= Mykola Stasyuk =

Mykola Stasyuk (Микола Стасюк) was a Ukrainian political and public figure from Katerynoslav or its province. He was a member of the first government of Ukraine as its Agriculture Minister and he was a member of the Central Council of Ukraine, prominent cooperator, writer, and memoirist, a chairman of the Ukrainian Peasants Union.

Some sources write his name as Mykola Mykolayovych Stasyuk (Tetyana Ostashko in Handbook on History of Ukraine), others - Mykola Mykhailovych Stasyuk (Mykola Chaban).

==Biography==
Officially, Mykola Stasyuk was born into a family of serviceman from Yekaterinoslav Governorate. Mykola Chaban, however, found some information about a student Nikolai Mikhailovich Stasyukov at the Saint Petersburg Mining Institute, which is very similar with biography of the Ukrainian minister Mykola Stasyuk.

According to Chaban, Stasyukov was born on 16 May 1885 in Yekaterinoslav. His father nobleman Mikhail Stefanovich Stasyukov was a veterinary doctor. His mother was called Yekaterina Naumovna Konoplia. Both of them were eastern Orthodox Christians. The boy was baptized on 23 May 1885 at Holy Trinity Church in Yekaterinoslav. The date of Stasyuk birth noted at the Petersburg archives was confirmed by the state archives documents of Dnipropetrovsk Oblast where survived metric books for the 1885th year. Mother of Stasyuk was one of the first female doctors in the region, his father owned a brick factory, his uncle worked at administration of the Yekaterina Railways with Adrian Kashchenko.

On 24 August 1894 Stasyuk entered the Katerynoslav realschule from which he graduated on 5 June 1901, finishing a complete course of studies at the school general department.
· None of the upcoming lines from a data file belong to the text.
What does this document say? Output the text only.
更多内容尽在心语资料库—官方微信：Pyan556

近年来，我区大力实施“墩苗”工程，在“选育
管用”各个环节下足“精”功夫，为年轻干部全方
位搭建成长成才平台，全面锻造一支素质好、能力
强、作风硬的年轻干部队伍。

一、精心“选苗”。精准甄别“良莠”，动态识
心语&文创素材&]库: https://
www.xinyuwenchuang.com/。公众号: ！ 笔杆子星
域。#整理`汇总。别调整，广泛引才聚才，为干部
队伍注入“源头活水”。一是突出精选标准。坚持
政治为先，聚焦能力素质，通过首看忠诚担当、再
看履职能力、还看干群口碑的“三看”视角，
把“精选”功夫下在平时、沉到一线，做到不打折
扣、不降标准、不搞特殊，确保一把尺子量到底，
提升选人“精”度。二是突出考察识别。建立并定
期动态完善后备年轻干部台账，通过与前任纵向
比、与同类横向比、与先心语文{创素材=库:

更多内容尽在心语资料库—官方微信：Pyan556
From 18 August 1901 to 5 June 1902 Stasyuk took additional class at the school. Remarkable is that his father also graduated the school 20 years before him. As historical outline of the realschule testifies, Mikhail Stasyukov graduated from the general department in 1882 and in 1883, next year, he finished the additional seventh class of chemistry-technological department.